Parte da família de Josefa mudou-se
para a Grande São Paulo há aproximadamente 40 anos. Moraram por uns tempos na
região do Jabaquara (Vila Santa Catarina, zona sul da Capital), antes de se
instalarem em Taboão da Serra. Hoje três de seus filhos moram em Taboão; outros
estão espalhados pelo interior paulista.
Independente
e exigente
Se as imagens do passado de dona Zefa
se dissolveram com o tempo, por outro lado ela tem excelente memória sobre
filhos e netos. Durante a entrevista, chegou a corrigir sua filha caçula sobre
a idade do neto mais novo. De toda a sua prole, apenas Eliete, a caçula, de 60
anos, nasceu em São Paulo.
É ela quem cuida do dia-a-dia de dona
Zefa. “Minha mãe não costuma dormir muito cedo. Às vezes é 10 e meia da noite e
ela tá saracoteando aqui pela casa. Daí ela dorme até por volta das 10h da
manhã. Quando fica mais tempo na cama, ali pelas 11h vou lá acordá-la. Ela faz
tudo sozinha. Toma banho, se penteia e troca de roupa sem precisar de ajuda”.
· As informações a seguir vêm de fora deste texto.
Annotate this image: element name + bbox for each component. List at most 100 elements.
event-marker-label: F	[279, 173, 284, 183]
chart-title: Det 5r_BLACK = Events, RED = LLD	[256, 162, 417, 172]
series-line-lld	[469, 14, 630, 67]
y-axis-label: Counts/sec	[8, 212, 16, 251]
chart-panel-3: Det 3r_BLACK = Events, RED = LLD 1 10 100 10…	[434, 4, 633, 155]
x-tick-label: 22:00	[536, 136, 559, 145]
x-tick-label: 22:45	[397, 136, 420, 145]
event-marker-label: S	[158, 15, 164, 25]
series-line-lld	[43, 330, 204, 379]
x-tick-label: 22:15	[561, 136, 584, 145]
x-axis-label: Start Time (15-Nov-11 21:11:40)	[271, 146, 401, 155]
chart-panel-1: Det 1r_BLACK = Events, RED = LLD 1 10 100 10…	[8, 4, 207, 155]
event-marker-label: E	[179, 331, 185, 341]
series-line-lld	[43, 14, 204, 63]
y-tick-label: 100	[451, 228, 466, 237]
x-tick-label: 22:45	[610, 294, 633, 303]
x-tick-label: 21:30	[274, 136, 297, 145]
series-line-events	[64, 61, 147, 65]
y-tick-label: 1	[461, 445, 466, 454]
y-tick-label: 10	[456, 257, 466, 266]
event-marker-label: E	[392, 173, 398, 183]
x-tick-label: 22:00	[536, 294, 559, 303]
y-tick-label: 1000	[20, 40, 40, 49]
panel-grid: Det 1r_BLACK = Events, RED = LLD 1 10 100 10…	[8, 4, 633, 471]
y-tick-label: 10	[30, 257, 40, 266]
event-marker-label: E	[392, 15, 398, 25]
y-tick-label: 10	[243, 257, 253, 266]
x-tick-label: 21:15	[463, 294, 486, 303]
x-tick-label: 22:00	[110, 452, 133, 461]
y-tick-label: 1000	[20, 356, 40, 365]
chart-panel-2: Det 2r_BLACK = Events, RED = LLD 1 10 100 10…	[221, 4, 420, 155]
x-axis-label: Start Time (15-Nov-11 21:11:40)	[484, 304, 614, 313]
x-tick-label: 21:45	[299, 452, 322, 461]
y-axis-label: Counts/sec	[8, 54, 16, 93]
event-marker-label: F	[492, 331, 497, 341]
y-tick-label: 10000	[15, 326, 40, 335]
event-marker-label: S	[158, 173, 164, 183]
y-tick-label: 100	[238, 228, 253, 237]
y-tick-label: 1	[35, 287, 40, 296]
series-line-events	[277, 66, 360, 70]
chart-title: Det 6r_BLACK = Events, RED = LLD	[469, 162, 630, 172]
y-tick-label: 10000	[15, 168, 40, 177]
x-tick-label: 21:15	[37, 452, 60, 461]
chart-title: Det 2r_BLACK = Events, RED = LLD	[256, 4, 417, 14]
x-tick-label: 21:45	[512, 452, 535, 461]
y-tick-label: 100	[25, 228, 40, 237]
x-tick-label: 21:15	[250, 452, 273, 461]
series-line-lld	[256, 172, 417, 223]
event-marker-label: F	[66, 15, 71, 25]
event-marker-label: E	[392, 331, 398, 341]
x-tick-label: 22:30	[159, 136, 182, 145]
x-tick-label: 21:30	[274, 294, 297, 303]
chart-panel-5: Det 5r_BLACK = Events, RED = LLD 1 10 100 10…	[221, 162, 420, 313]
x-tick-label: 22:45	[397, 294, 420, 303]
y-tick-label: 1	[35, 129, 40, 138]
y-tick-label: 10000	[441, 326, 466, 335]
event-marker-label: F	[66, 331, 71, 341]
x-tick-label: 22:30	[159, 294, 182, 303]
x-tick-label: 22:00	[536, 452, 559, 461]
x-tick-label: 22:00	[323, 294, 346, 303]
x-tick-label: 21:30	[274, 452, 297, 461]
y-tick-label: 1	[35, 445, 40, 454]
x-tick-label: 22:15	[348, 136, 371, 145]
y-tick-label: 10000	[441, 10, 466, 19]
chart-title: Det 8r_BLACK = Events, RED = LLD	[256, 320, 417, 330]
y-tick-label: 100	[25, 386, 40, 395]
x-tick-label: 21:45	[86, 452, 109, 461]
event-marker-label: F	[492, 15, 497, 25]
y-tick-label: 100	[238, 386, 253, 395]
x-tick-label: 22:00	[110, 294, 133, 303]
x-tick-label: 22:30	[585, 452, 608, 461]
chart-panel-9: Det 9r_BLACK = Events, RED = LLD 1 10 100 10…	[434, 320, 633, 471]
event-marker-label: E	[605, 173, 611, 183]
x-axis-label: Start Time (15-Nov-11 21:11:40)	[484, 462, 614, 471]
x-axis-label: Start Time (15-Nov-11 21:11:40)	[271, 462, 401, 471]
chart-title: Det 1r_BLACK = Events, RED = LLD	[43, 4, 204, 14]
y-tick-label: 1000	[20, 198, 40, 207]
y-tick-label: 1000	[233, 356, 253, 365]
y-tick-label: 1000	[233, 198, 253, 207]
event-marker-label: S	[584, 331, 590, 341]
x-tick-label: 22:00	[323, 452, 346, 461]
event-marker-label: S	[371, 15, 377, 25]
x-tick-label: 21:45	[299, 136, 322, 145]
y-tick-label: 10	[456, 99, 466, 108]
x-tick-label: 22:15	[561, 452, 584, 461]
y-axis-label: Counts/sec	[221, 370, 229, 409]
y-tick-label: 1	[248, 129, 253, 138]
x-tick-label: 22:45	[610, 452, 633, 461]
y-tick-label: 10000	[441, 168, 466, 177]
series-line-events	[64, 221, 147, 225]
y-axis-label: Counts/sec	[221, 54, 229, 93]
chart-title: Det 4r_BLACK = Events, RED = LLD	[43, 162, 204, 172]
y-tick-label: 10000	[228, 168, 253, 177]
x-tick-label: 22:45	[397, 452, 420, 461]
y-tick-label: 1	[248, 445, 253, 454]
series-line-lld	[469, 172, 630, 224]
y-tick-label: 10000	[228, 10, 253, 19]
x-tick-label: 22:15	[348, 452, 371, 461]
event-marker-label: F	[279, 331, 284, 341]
Como não dá trabalho para cuidar da
própria higiene, dona Zefa tem o direito de exigir o que come. “Ela não gosta
de queijo, só aceita mussarela. Não bebe café, só chá de erva cidreira. Não
come bife nem filé de frango, nem gosta muito de macarrão. Não é muito chegada
em saladas. Prefere carnes que tenham osso, costela, mocotó. Mas sirvo estas
comidas só de vez em quando, a cada 15 dias devido à idade dela. No mais, come
de tudo, sem restrições. Essa semana ela quer comer dobradinha”, relata Eliete.
Nada
de tragédias!
Para dona Zefa, a televisão é uma
extensão da sua religiosidade. “Eu gosto muito de assistir missas na televisão.
Assisto duas missas no correr do dia. Gosto de um padre moreno aqui de São
Paulo. Ele faz uma pregação muito bonita, viu? Muito bonita mesmo. E gosto
muito desse padre daqui, o padre Kirano. Já fui umas duas vezes lá na casa
dele”.
O jornalismo-tragédia é recusado pela
idosa. “Em jornal não sou chegada, não. Tem muita coisa errada. É roubo,
ladrão, mata-mata, mulher... essas coisas assim”.
A música de hoje em dia também leva
puxão de orelha. “São músicas escandalosas”.
Coração
de mãe
Mesmo com os 15 filhos que gerou, dona
Zefa ainda terminou de criar os filhos de uma irmã e de um cunhado.
Dos filhos já falecidos, dois foram
natimortos (se vivos, estariam em torno de 83 a 84 anos), Oséias morreu há 50
anos; José, apelidado Jovem, se foi há quatro anos, e Dézinho (José) morreu há
nove meses, com 83 anos. Foi o padrinho de Dézinho quem convenceu o marido de
Zefa a migrar para São Paulo.
A escadinha dos filhos de dona Zefa
hoje está composta de Elizete, 82 anos; Valdomiro, 81 anos; Josias, 79 anos;
Adelson, 76 anos; Francisca, 74 anos; Geraldo, 71 anos; Gerson, 68 anos; Zé de
Mãe (José), 65 anos; Olindina, 63 anos, e Eliete, 60 anos.
3 comentários:
Parabéns dona Josefa! Deus permitiu a senhora mostrar a quem quer saber que: Ser mãe por 15 vezes e digna quinze vezes a mais. A senhora é um exemplo para os de hoje. Por certo a senhora viu, ouviu e assistiu muita cousa. Inclusive deve ter conhecimento de duas guerras mundiais. Também por certo já ouviu dizer muito sobre a politica. Principalmente a do nordeste. Talvez a senhora não saiba dizer nada sobre a "Belle Epoque", Mas, viver 102 anos é uma benção, os que estão nascendo agora talvez, não vivam um terço desse tempo. Com tanta modernidade azucrinando o cérebro por certo o ser humano, vai ter pouco tempo para viver a vida! Parece que vão vegetar na doidice.
Maravilhosa, uma senso de amor a vida e as pessoas com as quais convive. Minha vovo amada e abençoada!